The main subject of classical democracy was the participation of all peoples in the processes of state. Classical democracy was to bring equality among citizens in respect of rights and privileges.

 

Protective Democracy:

 

As Classical Democracy grew it began to take shape into protective democracy in Athens which was by the emphasis on different aspects of classical democracy. In this viewpoint, democracy has been regarded as a means at the disposal of individuals which they can use to safeguard their rights and liberties. Protective democracy as a Rights-based democracy emerged in the late seventeenth and early eighteenth centuries placing it as an instrument of protecting human rights and liberties. The English thinker John Locke (1631-1704) was regarded as the great advocate of protective democracy.
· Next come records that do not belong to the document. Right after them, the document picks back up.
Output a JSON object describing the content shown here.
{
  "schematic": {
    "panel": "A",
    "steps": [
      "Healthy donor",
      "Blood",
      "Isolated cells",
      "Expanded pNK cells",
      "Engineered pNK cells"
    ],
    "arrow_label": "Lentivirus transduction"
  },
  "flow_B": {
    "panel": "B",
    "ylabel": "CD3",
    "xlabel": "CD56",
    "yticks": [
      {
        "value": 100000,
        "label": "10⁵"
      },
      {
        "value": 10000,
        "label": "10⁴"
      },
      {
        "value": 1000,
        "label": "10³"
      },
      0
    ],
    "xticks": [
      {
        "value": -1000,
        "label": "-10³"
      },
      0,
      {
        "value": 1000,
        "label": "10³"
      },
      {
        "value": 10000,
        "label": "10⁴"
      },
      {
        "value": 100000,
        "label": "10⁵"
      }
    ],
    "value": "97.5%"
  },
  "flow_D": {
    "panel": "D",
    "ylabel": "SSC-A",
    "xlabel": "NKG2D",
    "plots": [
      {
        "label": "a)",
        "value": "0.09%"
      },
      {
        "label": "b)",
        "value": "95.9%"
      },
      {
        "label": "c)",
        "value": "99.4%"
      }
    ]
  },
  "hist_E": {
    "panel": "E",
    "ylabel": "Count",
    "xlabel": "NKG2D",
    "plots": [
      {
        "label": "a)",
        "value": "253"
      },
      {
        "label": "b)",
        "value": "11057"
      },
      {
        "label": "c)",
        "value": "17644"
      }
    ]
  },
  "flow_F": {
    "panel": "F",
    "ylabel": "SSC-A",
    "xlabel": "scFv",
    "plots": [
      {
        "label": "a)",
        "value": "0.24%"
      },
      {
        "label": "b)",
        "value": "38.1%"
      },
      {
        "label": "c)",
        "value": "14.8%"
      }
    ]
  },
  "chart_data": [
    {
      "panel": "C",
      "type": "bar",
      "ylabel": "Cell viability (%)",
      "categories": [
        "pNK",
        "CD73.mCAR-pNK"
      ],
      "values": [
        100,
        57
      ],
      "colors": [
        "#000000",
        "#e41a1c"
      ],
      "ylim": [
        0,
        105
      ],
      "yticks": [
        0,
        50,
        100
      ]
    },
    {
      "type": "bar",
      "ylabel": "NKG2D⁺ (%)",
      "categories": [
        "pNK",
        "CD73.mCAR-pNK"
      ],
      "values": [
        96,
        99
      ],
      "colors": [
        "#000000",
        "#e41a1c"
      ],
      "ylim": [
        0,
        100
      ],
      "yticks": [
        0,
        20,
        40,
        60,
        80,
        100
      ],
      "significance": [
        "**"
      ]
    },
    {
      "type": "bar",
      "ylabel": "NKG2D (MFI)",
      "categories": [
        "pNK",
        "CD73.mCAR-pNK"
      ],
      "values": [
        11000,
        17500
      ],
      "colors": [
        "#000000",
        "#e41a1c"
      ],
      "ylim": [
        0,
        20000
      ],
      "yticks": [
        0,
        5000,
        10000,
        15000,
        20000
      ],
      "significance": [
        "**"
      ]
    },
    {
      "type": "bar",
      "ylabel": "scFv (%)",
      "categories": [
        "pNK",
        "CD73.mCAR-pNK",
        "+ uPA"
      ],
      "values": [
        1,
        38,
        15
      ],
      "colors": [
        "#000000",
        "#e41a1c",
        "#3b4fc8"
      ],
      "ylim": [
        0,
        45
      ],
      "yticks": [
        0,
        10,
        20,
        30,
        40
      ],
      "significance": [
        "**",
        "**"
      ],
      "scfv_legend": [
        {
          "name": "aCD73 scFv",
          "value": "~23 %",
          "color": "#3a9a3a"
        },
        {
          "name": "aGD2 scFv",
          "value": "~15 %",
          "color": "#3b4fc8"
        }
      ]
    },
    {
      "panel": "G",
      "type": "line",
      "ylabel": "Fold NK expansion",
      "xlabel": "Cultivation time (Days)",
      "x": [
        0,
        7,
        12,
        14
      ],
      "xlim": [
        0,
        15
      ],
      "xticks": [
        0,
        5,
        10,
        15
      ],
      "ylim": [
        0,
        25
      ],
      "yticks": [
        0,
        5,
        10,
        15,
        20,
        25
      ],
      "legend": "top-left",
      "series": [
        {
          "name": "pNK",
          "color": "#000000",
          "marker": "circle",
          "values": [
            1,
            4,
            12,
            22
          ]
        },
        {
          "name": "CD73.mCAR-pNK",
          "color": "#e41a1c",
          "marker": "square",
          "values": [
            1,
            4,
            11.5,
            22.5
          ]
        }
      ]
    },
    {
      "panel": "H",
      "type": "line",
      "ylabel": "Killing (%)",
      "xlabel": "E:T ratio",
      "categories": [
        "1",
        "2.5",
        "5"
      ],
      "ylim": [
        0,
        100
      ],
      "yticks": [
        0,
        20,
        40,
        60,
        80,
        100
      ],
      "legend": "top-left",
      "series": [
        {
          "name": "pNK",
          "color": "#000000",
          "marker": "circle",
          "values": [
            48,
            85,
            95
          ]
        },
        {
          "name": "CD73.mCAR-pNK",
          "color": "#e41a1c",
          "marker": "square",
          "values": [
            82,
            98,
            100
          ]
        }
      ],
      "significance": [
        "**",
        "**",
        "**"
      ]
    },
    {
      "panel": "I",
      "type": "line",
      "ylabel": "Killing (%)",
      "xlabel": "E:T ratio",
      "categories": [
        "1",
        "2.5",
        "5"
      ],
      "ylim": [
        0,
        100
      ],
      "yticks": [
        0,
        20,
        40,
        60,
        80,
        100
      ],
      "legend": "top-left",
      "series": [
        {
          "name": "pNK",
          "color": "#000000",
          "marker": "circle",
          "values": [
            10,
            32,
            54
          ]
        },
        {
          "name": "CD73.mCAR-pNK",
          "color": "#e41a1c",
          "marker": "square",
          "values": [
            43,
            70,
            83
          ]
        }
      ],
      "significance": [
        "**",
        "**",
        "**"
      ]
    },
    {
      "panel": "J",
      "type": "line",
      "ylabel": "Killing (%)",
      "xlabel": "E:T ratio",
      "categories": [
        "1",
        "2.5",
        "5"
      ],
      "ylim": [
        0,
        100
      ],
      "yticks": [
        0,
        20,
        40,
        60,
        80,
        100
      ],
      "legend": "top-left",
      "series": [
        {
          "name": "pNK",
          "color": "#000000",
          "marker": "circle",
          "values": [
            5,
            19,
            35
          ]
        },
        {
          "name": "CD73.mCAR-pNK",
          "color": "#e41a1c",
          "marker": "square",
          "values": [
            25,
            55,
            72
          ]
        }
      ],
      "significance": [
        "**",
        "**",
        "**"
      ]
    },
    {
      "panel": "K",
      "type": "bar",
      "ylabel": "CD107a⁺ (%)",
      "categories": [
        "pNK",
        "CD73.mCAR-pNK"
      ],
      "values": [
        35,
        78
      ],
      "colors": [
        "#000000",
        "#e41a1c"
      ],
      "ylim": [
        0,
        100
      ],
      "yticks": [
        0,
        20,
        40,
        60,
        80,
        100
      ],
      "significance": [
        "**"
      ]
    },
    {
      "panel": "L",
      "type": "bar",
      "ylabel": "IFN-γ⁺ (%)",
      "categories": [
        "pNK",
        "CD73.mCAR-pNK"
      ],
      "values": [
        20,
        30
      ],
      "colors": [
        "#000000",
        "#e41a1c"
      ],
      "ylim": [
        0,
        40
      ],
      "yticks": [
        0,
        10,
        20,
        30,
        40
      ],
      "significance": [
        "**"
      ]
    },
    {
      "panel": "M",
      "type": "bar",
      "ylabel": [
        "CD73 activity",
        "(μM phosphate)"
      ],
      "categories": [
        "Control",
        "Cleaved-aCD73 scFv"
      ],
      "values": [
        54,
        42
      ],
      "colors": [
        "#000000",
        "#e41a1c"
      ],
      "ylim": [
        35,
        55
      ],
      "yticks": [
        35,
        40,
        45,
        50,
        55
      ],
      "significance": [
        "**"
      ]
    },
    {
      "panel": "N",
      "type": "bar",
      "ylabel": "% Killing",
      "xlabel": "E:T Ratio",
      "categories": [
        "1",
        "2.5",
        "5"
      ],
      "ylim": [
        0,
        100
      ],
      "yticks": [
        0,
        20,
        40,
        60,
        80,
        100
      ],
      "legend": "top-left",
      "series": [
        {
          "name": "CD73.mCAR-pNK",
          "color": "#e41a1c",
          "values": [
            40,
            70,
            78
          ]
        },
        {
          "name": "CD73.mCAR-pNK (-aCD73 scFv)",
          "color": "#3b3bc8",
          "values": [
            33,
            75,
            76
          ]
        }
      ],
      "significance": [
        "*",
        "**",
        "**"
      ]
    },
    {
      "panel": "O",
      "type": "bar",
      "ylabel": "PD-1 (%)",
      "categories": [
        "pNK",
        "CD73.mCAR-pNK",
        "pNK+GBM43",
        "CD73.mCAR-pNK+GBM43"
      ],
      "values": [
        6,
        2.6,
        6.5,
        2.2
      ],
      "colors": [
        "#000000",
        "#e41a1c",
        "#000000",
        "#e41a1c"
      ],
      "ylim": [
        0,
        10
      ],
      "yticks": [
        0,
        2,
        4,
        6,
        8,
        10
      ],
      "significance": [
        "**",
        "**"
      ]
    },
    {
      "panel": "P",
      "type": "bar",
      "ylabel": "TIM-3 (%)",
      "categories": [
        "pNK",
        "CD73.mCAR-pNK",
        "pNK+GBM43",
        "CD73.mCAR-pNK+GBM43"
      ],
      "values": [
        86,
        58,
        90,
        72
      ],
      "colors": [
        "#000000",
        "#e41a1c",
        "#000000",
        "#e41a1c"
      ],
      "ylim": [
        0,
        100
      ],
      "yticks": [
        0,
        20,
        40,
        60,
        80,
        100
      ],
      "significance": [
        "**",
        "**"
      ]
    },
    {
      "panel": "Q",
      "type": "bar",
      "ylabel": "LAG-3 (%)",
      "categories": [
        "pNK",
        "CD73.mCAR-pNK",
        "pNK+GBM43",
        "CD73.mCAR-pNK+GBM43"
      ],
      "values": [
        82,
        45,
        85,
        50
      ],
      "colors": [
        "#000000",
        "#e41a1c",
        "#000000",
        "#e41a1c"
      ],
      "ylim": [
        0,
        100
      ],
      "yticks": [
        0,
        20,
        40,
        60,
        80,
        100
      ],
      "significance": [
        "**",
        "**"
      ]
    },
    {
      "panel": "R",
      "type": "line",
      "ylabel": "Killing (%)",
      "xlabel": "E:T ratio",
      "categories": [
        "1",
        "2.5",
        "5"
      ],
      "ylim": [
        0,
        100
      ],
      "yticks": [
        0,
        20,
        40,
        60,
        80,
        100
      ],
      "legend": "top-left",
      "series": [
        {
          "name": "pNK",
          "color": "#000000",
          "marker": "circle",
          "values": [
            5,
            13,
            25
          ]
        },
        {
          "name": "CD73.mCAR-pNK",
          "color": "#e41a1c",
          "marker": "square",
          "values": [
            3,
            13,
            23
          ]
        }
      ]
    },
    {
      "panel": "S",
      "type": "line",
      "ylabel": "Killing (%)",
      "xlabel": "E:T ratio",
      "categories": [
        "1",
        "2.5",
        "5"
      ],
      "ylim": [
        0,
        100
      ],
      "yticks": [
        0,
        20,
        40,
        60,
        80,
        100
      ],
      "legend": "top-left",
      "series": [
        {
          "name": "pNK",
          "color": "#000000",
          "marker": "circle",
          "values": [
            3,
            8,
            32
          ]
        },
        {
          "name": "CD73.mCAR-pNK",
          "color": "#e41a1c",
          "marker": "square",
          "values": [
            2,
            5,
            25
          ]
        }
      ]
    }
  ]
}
Locke argued that the citizen’s freedom and right to vote was based on the existence of natural rights characterized by Life, Liberty and Property.

Protective Democracy was proposed by English thinkers Jeremy Bentham (1748-1832) James Mill 1773-1836) and John Stuart Mill(1806-1873) of the Utilitarian School of Democracy and Rights. Utilitarianism was powerfully advocated in favour of protective democracy. The theme of utilitarianism was to safeguard rights, liberty and opportunity as they were the basic principles of democracy. Safeguarding the rights was the safeguard of democracy.

Jeremy Bentham, James Mill and John Stuart Mill emphasized that democracy alone could safeguard all individual rights and interests through the mandate of the people who could be protected and advanced. John Locke, James Madison, Jeremy Bentham and James Mills-supported the Rights based protective democracy as an aspect of liberal democracy. The following are the basic features of protective democracy:

·              Protective democracy believes in popular sovereignty.

·              Both the popular sovereignty and representative form of government are legitimate.

·              It is the primary duty of the state to protect the rights nd liberties of citizens.

·              The authority is accountable to the People and in order to establish it elections are held on regular basis.

·              Separation of the Legislature, Executive and Judiciary are the most important means of protecting the rights, liberties and the distribution of privileges.

·              The introduction of rights-based protective democracy brought in the idea of constitutionalism that governed the ruler and the ruled by the principles laid down in constitution. The Constitution is the sole source of power for all and is the guarantor of rights and liberties. Legal provisions in the constitutions were introduced to protect, individual rights, rights of associations and groups against any violation of rights or encroachment on liberty on behalf of citizens. This brought in a competition among the Legislature, Executive and Judiciary in all spheres for the strengthening of protective democracy.It resulted in a clear distinction between state and civil society.